Mi punto de partida es el siguiente: si creemos, lo cual muchos no creen, que la justicia es el fin propio de la ley, entonces debemos luchar para superar la mentalidad calculadora o transaccional que domina nuestra cultura legal, restringiendo nuestras actitudes y esfuerzos que involucran la ley al dominio de lo factible. Soy plenamente consciente de que estoy a favor de una actitud poco convencional al elevar la imaginación moral y lo que yo llamaría «realismo utópico». Esta clase de formulación ignora la interpretación convencional del derecho como un conjunto de técnicas para resolver problemas que presupone una visión de la política como «el arte de lo posible».
Es esta clase de radicalismo ético la que ha hecho la vida del P. Miguel ejemplar y, en el mejor sentido, «revolucionaria» para todos aquellos en cuyas vidas ha influido, ya sea en el ministerio a los pobres o en el desafío a los altos y poderosos, ya sea actuando como pastor o como hombre del mundo.
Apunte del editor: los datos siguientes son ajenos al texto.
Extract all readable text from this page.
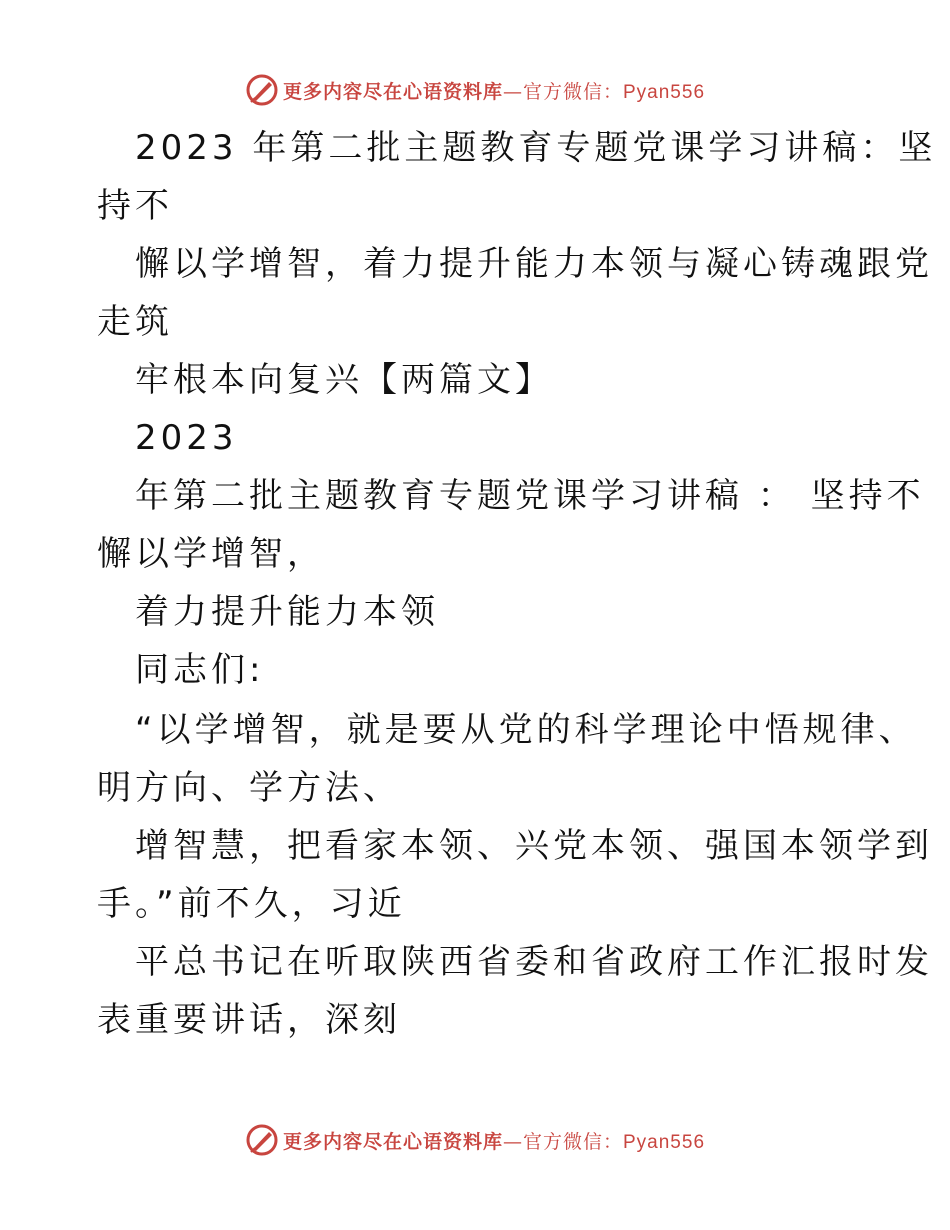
更多内容尽在心语资料库—官方微信：Pyan556
2023 年第二批主题教育专题党课学习讲稿：坚
持不
懈以学增智，着力提升能力本领与凝心铸魂跟党
走筑
牢根本向复兴【两篇文】
2023
年第二批主题教育专题党课学习讲稿 ： 坚持不
懈以学增智，
着力提升能力本领
同志们:
“以学增智，就是要从党的科学理论中悟规律、
明方向、学方法、
增智慧，把看家本领、兴党本领、强国本领学到
手。”前不久，习近
平总书记在听取陕西省委和省政府工作汇报时发
表重要讲话，深刻
更多内容尽在心语资料库—官方微信：Pyan556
Es importante reconocer que Miguel fue un ardiente nacionalista nicaragüense y un ciudadano apasionado del mundo, lo que yo llamo un «peregrino ciudadano», quien se embarcó en una peregrinación a un futuro global que encarna la paz con justicia.
Permítanme que haga un prefacio a esta investigación sobre las fuentes espirituales de la creatividad jurídica con una observación general que se refiere en particular al derecho internacional. Puede que esté solo entre los profesores de derecho al creer que el derecho internacional es el campo del derecho más relevante para la supervivencia última de la especie humana. La triste realidad es que el derecho internacional como campo de estudio continúa luchando por la supervivencia, siendo denigrado, evadido y violado por los gobiernos más poderosos del planeta cuando se considera que la ley bloquea una política privilegiada y siempre hay muchos apologistas entre los juristas y diplomáticos dispuestos a ofrecer una racionalización reconfortante.
Sin embargo, visto desde una perspectiva distinta de guerra/paz y seguridad, el derecho internacional, en relación con el comercio y la inversión, ha servido básicamente para proteger los intereses de los ricos y poderosos, mientras que ha atado a los pobres y vulnerables. En otras palabras, el derecho internacional tiene esta doble cara: cede a la voluntad geopolítica de los militares poderosos mientras que a menudo impone cruelmente la responsabilidad a los débiles. En la fundación de la ONU, un diplomático mexicano observó cáusticamente que ‘hemos creado una organización que regula a los ratones mientras los tigres vagan libremente’.
En este contexto, la sabiduría espiritual de Miguel d’ Escoto crea un contraste con los negocios habituales en el mundo de la política real. Incluso para la mayoría de los reformadores mundiales, el criterio para la acción constructiva es una apreciación realista de los límites alcanzables, lo que yo identificaría como horizontes de viabilidad. Vivimos cada vez más en un mundo en el que hay crecientes brechas entre lo factible y lo necesario, lo que yo identifico como horizontes de necesidad. La adaptación al cambio climático en la era de Trump pone de relieve esta amenazadora brecha entre la viabilidad y la necesidad. Como diplomático, el Padre Miguel estaba casi despreocupado con la factibilidad como es entendida convencionalmente si se interponía en el camino de la necesidad o la conveniencia. Él era profundamente sensible a los imperativos de la necesidad, y más aún a los imperativos morales y espirituales de hacer lo que es correcto bajo un conjunto particular de circunstancias, y por esta sola razón fue el más receptivo a lo que yo identifico aquí como horizontes de espiritualidad.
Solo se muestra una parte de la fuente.